Riflessioni (in)attuali
Uno sguardo psicoanalitico sulla vita comune
Peter Handke, politica e letteratura
Giorgio Callea: “Peter Handke ha vinto il premio Nobel, un premio al senso dell’amicizia. Mitteleuropeo, con due gambe ben allenate a passeggiare senza badare ai confini. I suoi amici sono austriaci, ungheresi, jugoslavi, senza distinzione tra serbi, croati, sloveni, bosniaci, kossovari. Partì per la Jugoslavia all’epoca della sua disintegrazione e al ritorno ne uscirono due libri, ‘Un viaggio d’inverno’ e ‘Appendice estiva a un viaggio d’inverno’. Raccontano di amicizie spezzate dalla guerra lungo le sponde della Drina, della solitudine del popolo serbo diventato agli occhi del mondo “cattivo” e condannato a rimanere senza amici. La stessa sorte che subirono i figli degli amici serbi di Handke, a scuola, a Parigi, in seguito alla propaganda dei media internazionali scatenati a costruire il mostro di turno.”
Sarantis Thanopulos: “Nella guerra civile in Jugoslavia tutti si sono sporcati le mani col sangue. Anche gli sloveni sfilatisi peraltro per primi (un gesto non esattamente solidale). Vaticano, Germania, Stati Uniti hanno soffiato sul fuoco. I leader serbi hanno avuto il grande torto di aver voluto imporre il diritto del più forte. Sulle macerie è rimasto il cadavere dell’amicizia, di una convivialità multietnica, davvero preziosa. Un milione di matrimoni “misti”, in una popolazione di diciotto milioni (la forza del desiderio che mette insieme le contrade del mondo), messi da parte, una civiltà erotica spazzata via. I due ragazzi uccisi sul ponte di Sarajevo dai cecchini (sogno di un amore esogamico che attraversa ogni confine) non annunciarono la catastrofe che oggi si annuvola su tutti noi? È terribile l’Eros se lo combatti. Ma difendere i presunti “cattivi” contro i presunti “buoni” è sufficiente?”

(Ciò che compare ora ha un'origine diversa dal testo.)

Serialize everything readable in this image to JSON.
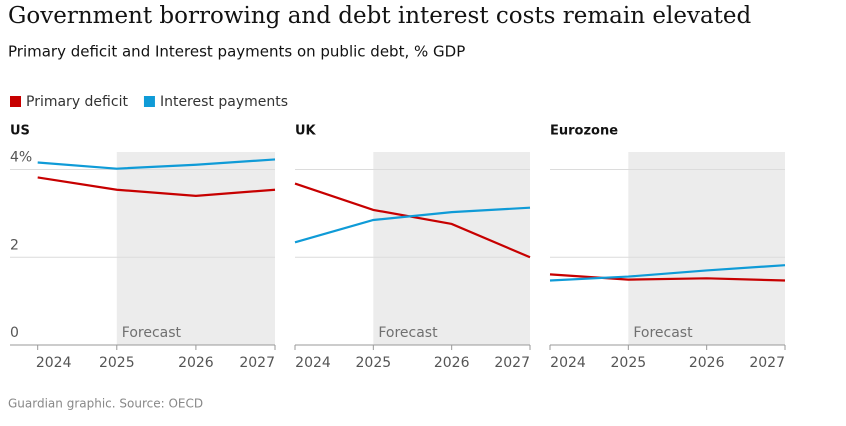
{
  "header": {
    "title": "Government borrowing and debt interest costs remain elevated",
    "subtitle": "Primary deficit and Interest payments on public debt, % GDP"
  },
  "footer": {
    "source": "Guardian graphic. Source: OECD"
  },
  "chart_data": [
    {
      "type": "line",
      "title": "US",
      "x": [
        2024,
        2025,
        2026,
        2027
      ],
      "xlim": [
        2023.65,
        2027
      ],
      "ylim": [
        0,
        4.4
      ],
      "yticks": [
        0,
        2,
        {
          "value": 4,
          "label": "4%"
        }
      ],
      "grid": true,
      "legend": "top-left",
      "forecast_start": 2025,
      "forecast_label": "Forecast",
      "series": [
        {
          "name": "Primary deficit",
          "color": "#c70000",
          "values": [
            3.82,
            3.54,
            3.4,
            3.54
          ]
        },
        {
          "name": "Interest payments",
          "color": "#0f9bd7",
          "values": [
            4.16,
            4.02,
            4.11,
            4.23
          ]
        }
      ]
    },
    {
      "type": "line",
      "title": "UK",
      "x": [
        2024,
        2025,
        2026,
        2027
      ],
      "xlim": [
        2024,
        2027
      ],
      "forecast_start": 2025,
      "forecast_label": "Forecast",
      "series": [
        {
          "color": "#c70000",
          "values": [
            3.68,
            3.08,
            2.76,
            2.0
          ]
        },
        {
          "color": "#0f9bd7",
          "values": [
            2.34,
            2.85,
            3.03,
            3.13
          ]
        }
      ]
    },
    {
      "type": "line",
      "title": "Eurozone",
      "x": [
        2024,
        2025,
        2026,
        2027
      ],
      "xlim": [
        2024,
        2027
      ],
      "forecast_start": 2025,
      "forecast_label": "Forecast",
      "series": [
        {
          "color": "#c70000",
          "values": [
            1.61,
            1.49,
            1.52,
            1.47
          ]
        },
        {
          "color": "#0f9bd7",
          "values": [
            1.47,
            1.56,
            1.7,
            1.82
          ]
        }
      ]
    }
  ]
}
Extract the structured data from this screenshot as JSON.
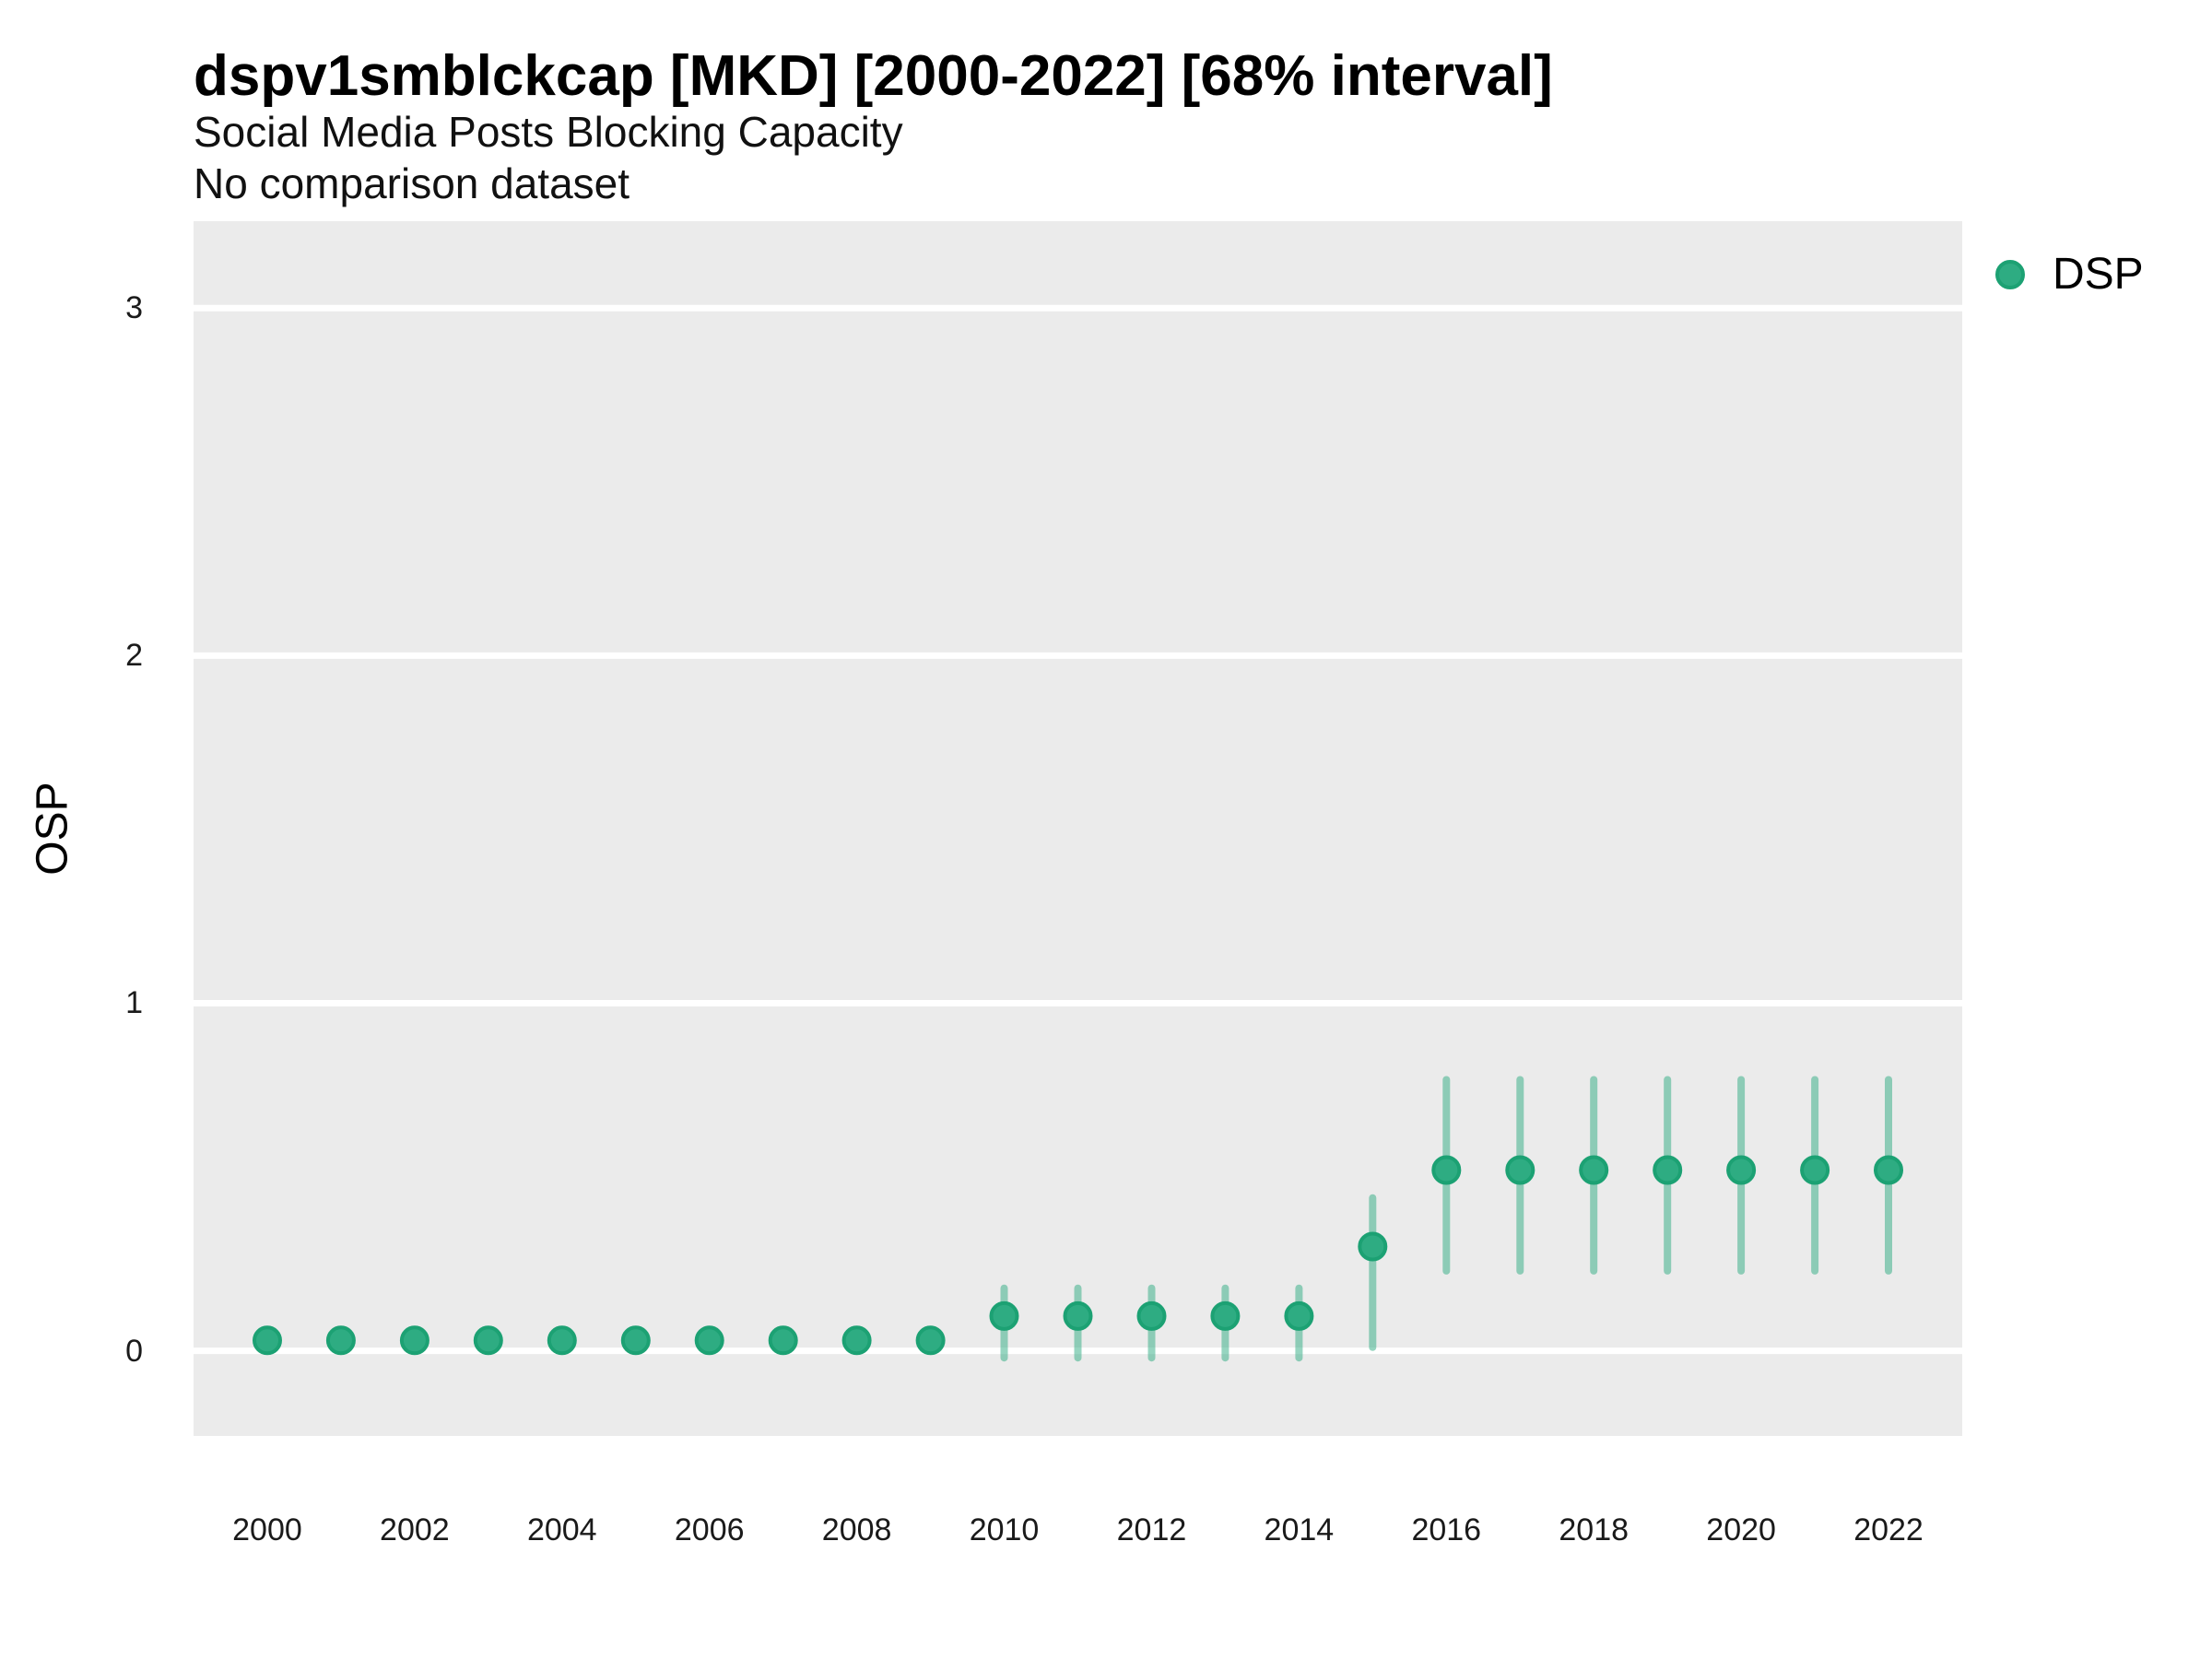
{
  "header": {
    "title": "dspv1smblckcap [MKD] [2000-2022] [68% interval]",
    "subtitle": "Social Media Posts Blocking Capacity",
    "note": "No comparison dataset"
  },
  "legend": {
    "position": "right-top",
    "items": [
      {
        "label": "DSP",
        "marker": "circle"
      }
    ]
  },
  "colors": {
    "point_fill": "#2EAC82",
    "point_stroke": "#1CA173",
    "interval_stroke": "rgba(46,172,130,0.5)",
    "panel_background": "#EBEBEB",
    "gridline": "#FFFFFF",
    "text": "#1a1a1a"
  },
  "axes": {
    "y_label": "OSP",
    "y_ticks": [
      0,
      1,
      2,
      3
    ],
    "x_ticks": [
      2000,
      2002,
      2004,
      2006,
      2008,
      2010,
      2012,
      2014,
      2016,
      2018,
      2020,
      2022
    ]
  },
  "chart_data": {
    "type": "scatter",
    "title": "dspv1smblckcap [MKD] [2000-2022] [68% interval]",
    "subtitle": "Social Media Posts Blocking Capacity",
    "note": "No comparison dataset",
    "xlabel": "",
    "ylabel": "OSP",
    "x_domain": [
      1999,
      2023
    ],
    "y_domain": [
      -0.245,
      3.25
    ],
    "grid": "major-horizontal-only",
    "interval_label": "68% interval",
    "series": [
      {
        "name": "DSP",
        "points": [
          {
            "year": 2000,
            "value": 0.03,
            "lo": null,
            "hi": null
          },
          {
            "year": 2001,
            "value": 0.03,
            "lo": null,
            "hi": null
          },
          {
            "year": 2002,
            "value": 0.03,
            "lo": null,
            "hi": null
          },
          {
            "year": 2003,
            "value": 0.03,
            "lo": null,
            "hi": null
          },
          {
            "year": 2004,
            "value": 0.03,
            "lo": null,
            "hi": null
          },
          {
            "year": 2005,
            "value": 0.03,
            "lo": null,
            "hi": null
          },
          {
            "year": 2006,
            "value": 0.03,
            "lo": null,
            "hi": null
          },
          {
            "year": 2007,
            "value": 0.03,
            "lo": null,
            "hi": null
          },
          {
            "year": 2008,
            "value": 0.03,
            "lo": null,
            "hi": null
          },
          {
            "year": 2009,
            "value": 0.03,
            "lo": null,
            "hi": null
          },
          {
            "year": 2010,
            "value": 0.1,
            "lo": -0.02,
            "hi": 0.18
          },
          {
            "year": 2011,
            "value": 0.1,
            "lo": -0.02,
            "hi": 0.18
          },
          {
            "year": 2012,
            "value": 0.1,
            "lo": -0.02,
            "hi": 0.18
          },
          {
            "year": 2013,
            "value": 0.1,
            "lo": -0.02,
            "hi": 0.18
          },
          {
            "year": 2014,
            "value": 0.1,
            "lo": -0.02,
            "hi": 0.18
          },
          {
            "year": 2015,
            "value": 0.3,
            "lo": 0.01,
            "hi": 0.44
          },
          {
            "year": 2016,
            "value": 0.52,
            "lo": 0.23,
            "hi": 0.78
          },
          {
            "year": 2017,
            "value": 0.52,
            "lo": 0.23,
            "hi": 0.78
          },
          {
            "year": 2018,
            "value": 0.52,
            "lo": 0.23,
            "hi": 0.78
          },
          {
            "year": 2019,
            "value": 0.52,
            "lo": 0.23,
            "hi": 0.78
          },
          {
            "year": 2020,
            "value": 0.52,
            "lo": 0.23,
            "hi": 0.78
          },
          {
            "year": 2021,
            "value": 0.52,
            "lo": 0.23,
            "hi": 0.78
          },
          {
            "year": 2022,
            "value": 0.52,
            "lo": 0.23,
            "hi": 0.78
          }
        ]
      }
    ]
  }
}
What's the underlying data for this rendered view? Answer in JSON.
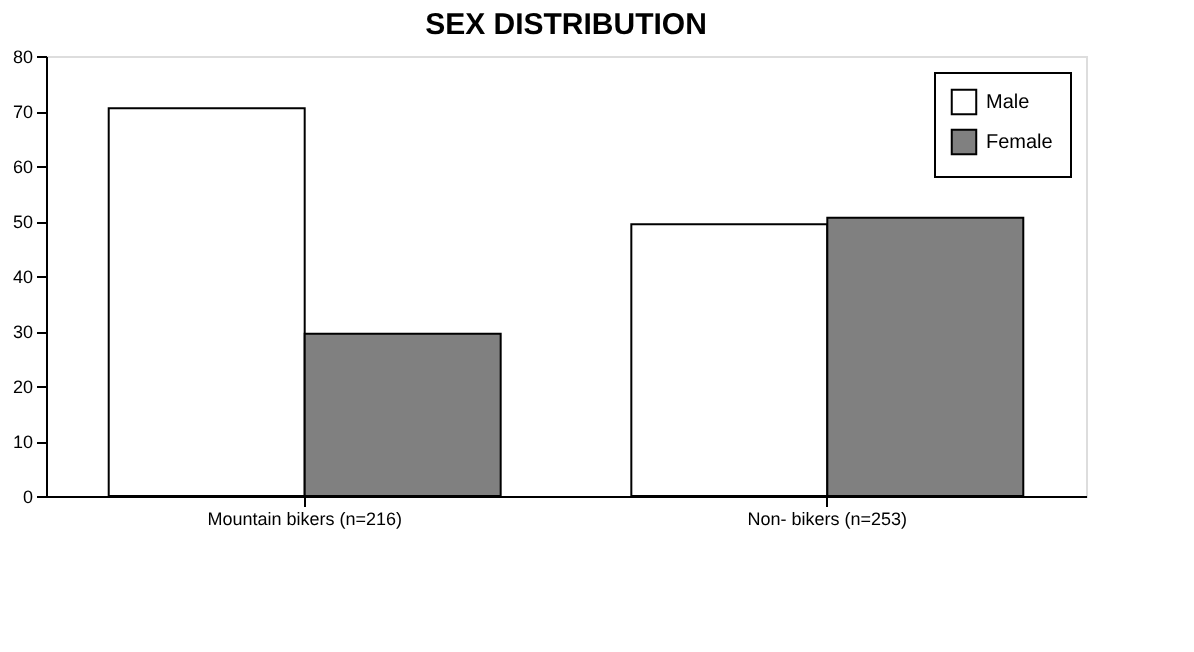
{
  "chart_data": {
    "type": "bar",
    "title": "SEX DISTRIBUTION",
    "categories": [
      "Mountain bikers (n=216)",
      "Non- bikers (n=253)"
    ],
    "series": [
      {
        "name": "Male",
        "color": "#ffffff",
        "values": [
          70.5,
          49.4
        ]
      },
      {
        "name": "Female",
        "color": "#808080",
        "values": [
          29.5,
          50.6
        ]
      }
    ],
    "ylim": [
      0,
      80
    ],
    "yticks": [
      0,
      10,
      20,
      30,
      40,
      50,
      60,
      70,
      80
    ],
    "grid": false,
    "legend": "top right"
  }
}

Giorgio Callea: “Essere fiancheggiatore degli assassini: è questa l’accusa che la propaganda dei media, condita di insulti, ha fatto abbattere su Handke, ma lui non si è arreso, ha resistito. Quando poi la Nato attaccò l’ex Jugoslavia, egli ripartì per i luoghi di guerra, non fidandosi dei reporter che si ostentano senza frontiere e per combinazione sono sempre da una parte contro un’altra. Il suo resoconto,‘Un disinvolto mondo di criminali’ tolse ogni giustificazione alla congiura internazionale, ai signori della guerra e ai media di supporto. I suoi romanzi scomparirono dalle librerie, la sua opera teatrale fu cancellata dal cartellone della Comédie Française: Peter Handke venne condannato a morte dall’Europa dei diritti umani, perché uno scrittore vive e sopravvive solo nella sua opera.
Ora arriva il premio Nobel, a premiarne la resistenza, l’amicizia per la lingua e per la sua funzione di unione tra i popoli, lo strumento necessario per la costruzione di un legame tra di loro che nemmeno le bombe della Nato hanno potuto distruggere.”
Sarantis Thanopulos: “Handke dichiarò che lui non era un politico, ma un letterato. Amico della Jugoslavia, non della Serbia, vedeva in Milosevic un personaggio tragico. Forse all’inizio in Milosevic si avvertiva qualcosa di tragico. L’eccesso che ti porta dalla buona alla cattiva sorte: in ciò non c’è nulla di nobile, ma una caduta dolorosa che fa parte della condizione umana. Tuttavia Milosevic volle l’impunità, andò oltre Eteocle e Polinice, che avviandosi consapevolmente alla morte accettarono il destino infausto da loro stessi costruito. Il gesto di Handke di andare al suo funerale fu un eccesso di convinzione di sé che si poteva evitare. Dandogli il Nobel l’establishment culturale ha posto fine a un ostracismo che sapeva di ipocrisia. Dato che il letterato ha sempre un impatto politico, la fine di una caccia alle streghe può portare più chiarezza sul fatto che l’eccesso di autoreferenzialità può condurre lo scrittore in un terreno lunare, per nulla tragico, com’è successo con Celine e Pound.